Fall cleaning is here. Today we are all about getting this house cleaned! Loads of laundry, clothes to good will.... school is done for today.... so now it's about moving furniture, dusting things off, washing blankets, and cleaning things out! I made a deal... Eric helps me today with all this - I will leave him alone to watch football tomorrow! Good deal I think!

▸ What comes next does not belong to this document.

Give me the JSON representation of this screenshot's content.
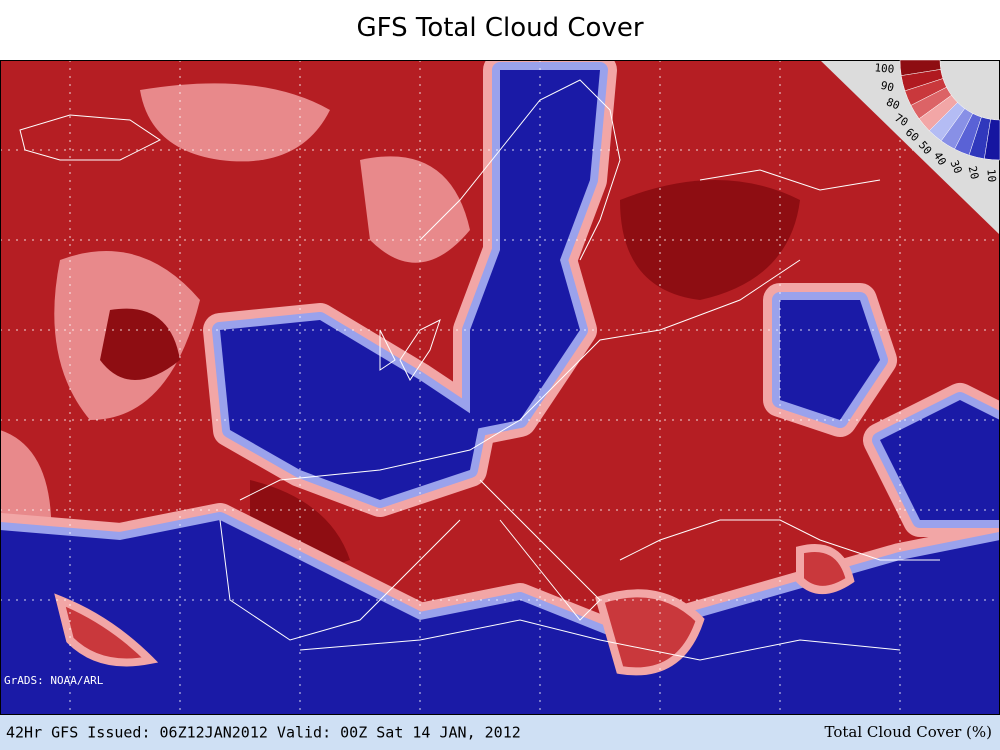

This new class is hard! Business law is a lot of work. Very interesting, but lots of reading and just a lot of facts you need to know. All I can do is keep going forward and hope that I come out on top!

Sunday, October 10, 2010

Life is Good!

It's been awhile, over a month but I am trying to get back to blogging. It really has helped me put down my feelings and share my thoughts. I have been up and down on this whole surgery thing. Meaning, I have good days and bad days... which is normal in life. There are days I hate food because I can't seem to keep anything down, or I really want that cupcake and I know I shouldn't. But then there are days where I do really good. I get my vitamin intake - I am doing well on protein and the weight goes down!

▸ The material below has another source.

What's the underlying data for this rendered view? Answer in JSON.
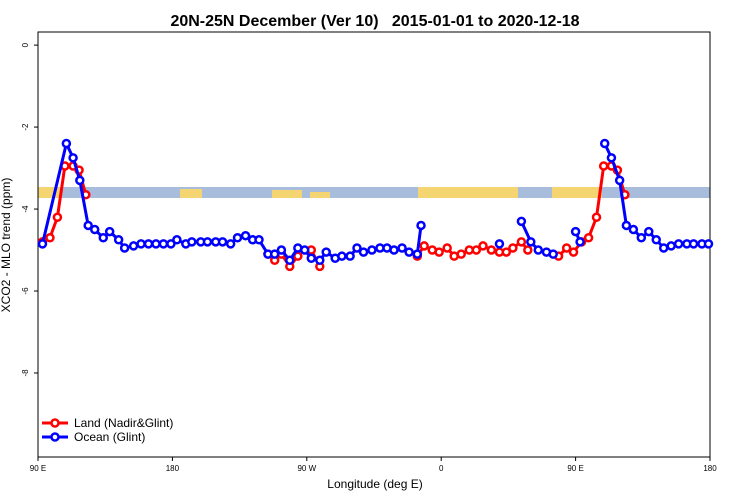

I finally went out this week and bought new clothes. Not many, just some to get be by right now. I got two pairs of jeans, a pair of pants for work, and 2 sweaters. Thinking I want to go out and get 1-2 more sweaters and one more pair of pants for work. I knew my clothes were big on me, but I didn't know how big. I finally looked at my whole self in the mirror and saw - I look awful in these clothes. It was time. This shopping experience was the best one I have had in probably my entire life. I am now in sizes I don't remember. It has been over 10 years since I had these sizes and felt great. I had to try on 4 pairs of jeans to get to the right size. And I didn't have to go up... I was trying on smaller sizes!! It sure does help your self confidence when that happens.

I have lost a total of 77 pounds. I was in high school last time I weighed this amount. I never thought I could do it. But now is the hard part... 65 more pounds to go... and a whole lot more exercising to do. I can't keep giving excuses - I will no longer be that size again and if I don't get up and move - I could be. I am so much more happier and I just have to keep going.

Of course there are bad days, but as time goes on - I am learning. It's a whole change. This is for the rest of your life. You have to be ready for that. You won't be able to eat like you have in the past. One of the hardest parts I have been dealing with, is when I am upset I used to go for the comfort fatty foods. I can't do that any more... I am finding a better way to deal with being upset. The best thing... going for that walk!

My second class is coming to an end. I have 1 assignment left and then I am on to Business Law. Six more weeks of school then I am taking a little break.

I feel good. I am happy and I am staying busy. That's what I wanted. Life is good!